Zwei Wochen Mexiko im Film: Das 3001 startet heute die Mexikanischen Filmtage  ■ Von Christian Rubinstein

Die Reformträume in Mexiko sind ein Jahr nach dem Amtsantritt des Präsidenten Vicente Fox erst einmal geplatzt. Passend dazu bringt das 3001 Filme, die ein zerissenes Land zeigen. Neben aktuellen mexikanischen Spielfilmen werden auch einige Dokumentarfilme gezeigt.

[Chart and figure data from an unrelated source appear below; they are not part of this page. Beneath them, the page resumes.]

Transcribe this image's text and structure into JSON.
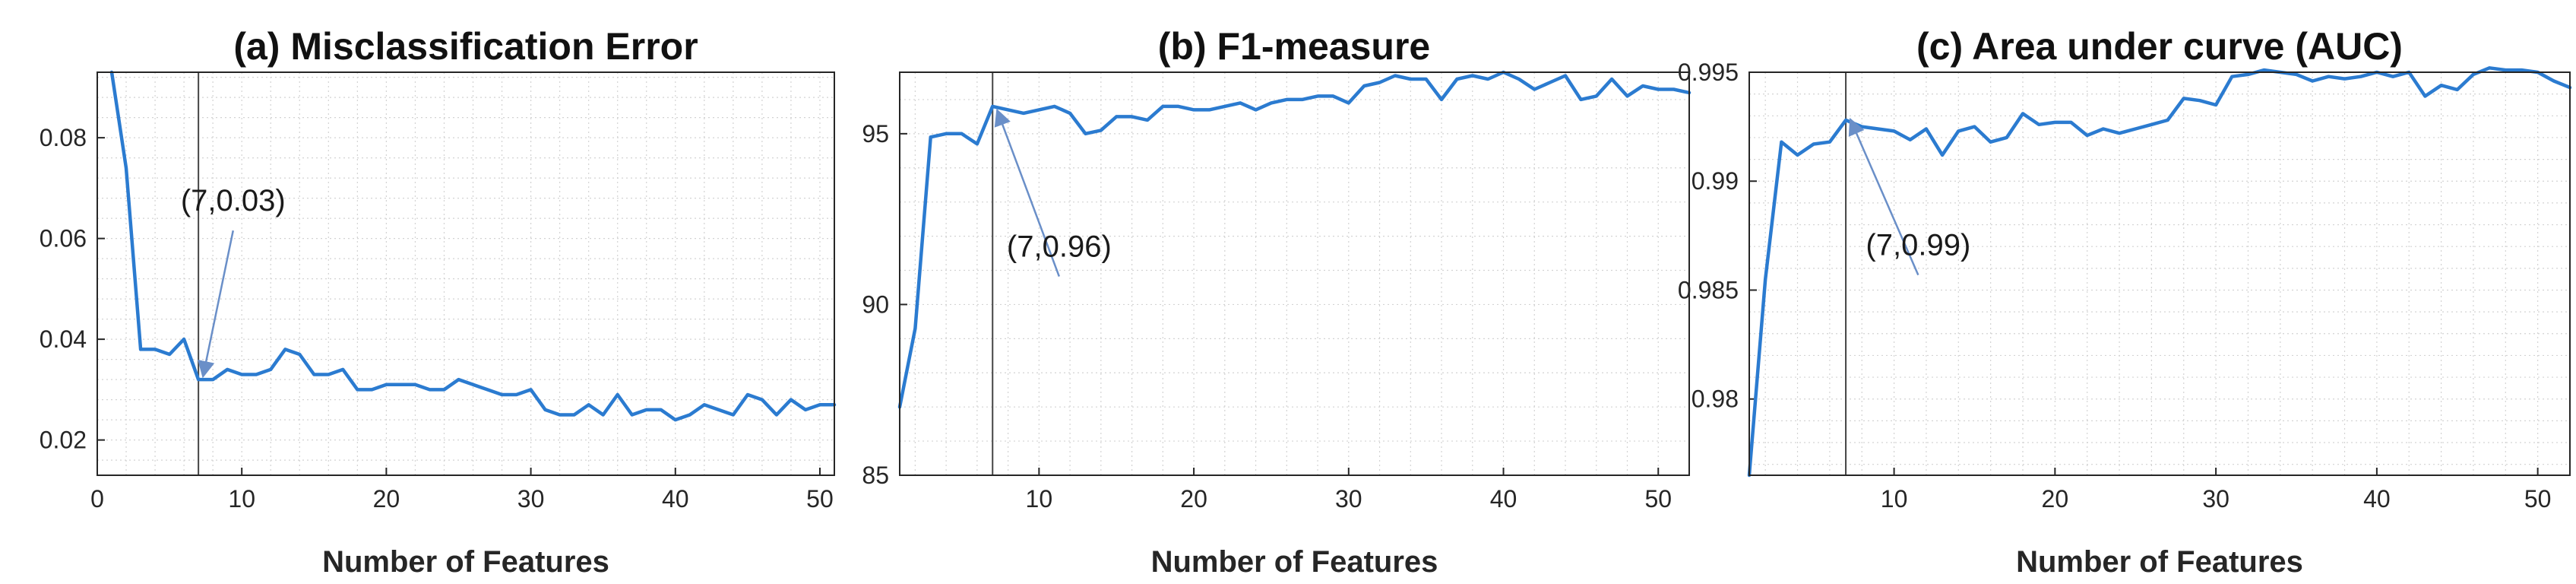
{
  "chart_data": [
    {
      "type": "line",
      "title": "(a) Misclassification Error",
      "xlabel": "Number of Features",
      "ylabel": "",
      "xlim": [
        0,
        51
      ],
      "ylim": [
        0.013,
        0.093
      ],
      "xticks": [
        0,
        10,
        20,
        30,
        40,
        50
      ],
      "xtick_labels": [
        "0",
        "10",
        "20",
        "30",
        "40",
        "50"
      ],
      "yticks": [
        0.02,
        0.04,
        0.06,
        0.08
      ],
      "ytick_labels": [
        "0.02",
        "0.04",
        "0.06",
        "0.08"
      ],
      "grid": true,
      "line_color": "#2b7bd0",
      "x": [
        1,
        2,
        3,
        4,
        5,
        6,
        7,
        8,
        9,
        10,
        11,
        12,
        13,
        14,
        15,
        16,
        17,
        18,
        19,
        20,
        21,
        22,
        23,
        24,
        25,
        26,
        27,
        28,
        29,
        30,
        31,
        32,
        33,
        34,
        35,
        36,
        37,
        38,
        39,
        40,
        41,
        42,
        43,
        44,
        45,
        46,
        47,
        48,
        49,
        50,
        51
      ],
      "y": [
        0.093,
        0.074,
        0.038,
        0.038,
        0.037,
        0.04,
        0.032,
        0.032,
        0.034,
        0.033,
        0.033,
        0.034,
        0.038,
        0.037,
        0.033,
        0.033,
        0.034,
        0.03,
        0.03,
        0.031,
        0.031,
        0.031,
        0.03,
        0.03,
        0.032,
        0.031,
        0.03,
        0.029,
        0.029,
        0.03,
        0.026,
        0.025,
        0.025,
        0.027,
        0.025,
        0.029,
        0.025,
        0.026,
        0.026,
        0.024,
        0.025,
        0.027,
        0.026,
        0.025,
        0.029,
        0.028,
        0.025,
        0.028,
        0.026,
        0.027,
        0.027
      ],
      "marker_x": 7,
      "annotation": {
        "text": "(7,0.03)",
        "x": 7,
        "y": 0.032,
        "text_x": 9.4,
        "text_y": 0.0655
      }
    },
    {
      "type": "line",
      "title": "(b) F1-measure",
      "xlabel": "Number of Features",
      "ylabel": "",
      "xlim": [
        1,
        52
      ],
      "ylim": [
        85,
        96.8
      ],
      "xticks": [
        10,
        20,
        30,
        40,
        50
      ],
      "xtick_labels": [
        "10",
        "20",
        "30",
        "40",
        "50"
      ],
      "yticks": [
        85,
        90,
        95
      ],
      "ytick_labels": [
        "85",
        "90",
        "95"
      ],
      "grid": true,
      "line_color": "#2b7bd0",
      "x": [
        1,
        2,
        3,
        4,
        5,
        6,
        7,
        8,
        9,
        10,
        11,
        12,
        13,
        14,
        15,
        16,
        17,
        18,
        19,
        20,
        21,
        22,
        23,
        24,
        25,
        26,
        27,
        28,
        29,
        30,
        31,
        32,
        33,
        34,
        35,
        36,
        37,
        38,
        39,
        40,
        41,
        42,
        43,
        44,
        45,
        46,
        47,
        48,
        49,
        50,
        51,
        52
      ],
      "y": [
        87,
        89.3,
        94.9,
        95.0,
        95.0,
        94.7,
        95.8,
        95.7,
        95.6,
        95.7,
        95.8,
        95.6,
        95.0,
        95.1,
        95.5,
        95.5,
        95.4,
        95.8,
        95.8,
        95.7,
        95.7,
        95.8,
        95.9,
        95.7,
        95.9,
        96.0,
        96.0,
        96.1,
        96.1,
        95.9,
        96.4,
        96.5,
        96.7,
        96.6,
        96.6,
        96.0,
        96.6,
        96.7,
        96.6,
        96.8,
        96.6,
        96.3,
        96.5,
        96.7,
        96.0,
        96.1,
        96.6,
        96.1,
        96.4,
        96.3,
        96.3,
        96.2
      ],
      "marker_x": 7,
      "annotation": {
        "text": "(7,0.96)",
        "x": 7,
        "y": 95.6,
        "text_x": 11.3,
        "text_y": 91.4
      }
    },
    {
      "type": "line",
      "title": "(c) Area under curve (AUC)",
      "xlabel": "Number of Features",
      "ylabel": "",
      "xlim": [
        1,
        52
      ],
      "ylim": [
        0.9765,
        0.995
      ],
      "xticks": [
        10,
        20,
        30,
        40,
        50
      ],
      "xtick_labels": [
        "10",
        "20",
        "30",
        "40",
        "50"
      ],
      "yticks": [
        0.98,
        0.985,
        0.99,
        0.995
      ],
      "ytick_labels": [
        "0.98",
        "0.985",
        "0.99",
        "0.995"
      ],
      "grid": true,
      "line_color": "#2b7bd0",
      "x": [
        1,
        2,
        3,
        4,
        5,
        6,
        7,
        8,
        9,
        10,
        11,
        12,
        13,
        14,
        15,
        16,
        17,
        18,
        19,
        20,
        21,
        22,
        23,
        24,
        25,
        26,
        27,
        28,
        29,
        30,
        31,
        32,
        33,
        34,
        35,
        36,
        37,
        38,
        39,
        40,
        41,
        42,
        43,
        44,
        45,
        46,
        47,
        48,
        49,
        50,
        51,
        52
      ],
      "y": [
        0.9765,
        0.9855,
        0.9918,
        0.9912,
        0.9917,
        0.9918,
        0.9928,
        0.9925,
        0.9924,
        0.9923,
        0.9919,
        0.9924,
        0.9912,
        0.9923,
        0.9925,
        0.9918,
        0.992,
        0.9931,
        0.9926,
        0.9927,
        0.9927,
        0.9921,
        0.9924,
        0.9922,
        0.9924,
        0.9926,
        0.9928,
        0.9938,
        0.9937,
        0.9935,
        0.9948,
        0.9949,
        0.9951,
        0.995,
        0.9949,
        0.9946,
        0.9948,
        0.9947,
        0.9948,
        0.995,
        0.9948,
        0.995,
        0.9939,
        0.9944,
        0.9942,
        0.9949,
        0.9952,
        0.9951,
        0.9951,
        0.995,
        0.9946,
        0.9943
      ],
      "marker_x": 7,
      "annotation": {
        "text": "(7,0.99)",
        "x": 7,
        "y": 0.9927,
        "text_x": 11.5,
        "text_y": 0.9866
      }
    }
  ]
}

Die gesellschaftlichen Spannungen und die wirtschaftliche Misere des Landes beleuchten beide Filmgattungen. 

Der Eröffnungsfilm Spurlos (Sin dejar huellas) kommt als Frauen-Roadmovie daher. Er beginnt paradox: Eine Frau klettert durch den Grenzzaun der Armutsgrenze zwischen den USA und Mexiko. Doch Ana ist Richtung Süden unterwegs. Prompt wird sie von der Polizei aufgegriffen. Die Grenzer wollen an ihrem Handel mit gefälschter Majakunst mitverdienen. Ana entkommt ihnen und taucht ein in die Welt der mexikanischen Landstraße. Dort trifft sie auf Aurelia, die mit ihrem Baby ebenfalls auf der Flucht ist. Sie hat ihren Freund um einige er-gaunerte Dollars erleichtert, die dieser nun zurück haben will. Es beginnt eine dieser Fluchten, die schon Generationen von Regisseuren begeisterten: Ein geländegängiges Auto, darin zwei zufällige Schicksals-Genossinnen, ein mys-teriöses rotes Auto im Rückspiegel. Am Ende haben die Heldinnen halb Mexiko durchquert und sich ihre Selbständigkeit bewahrt. 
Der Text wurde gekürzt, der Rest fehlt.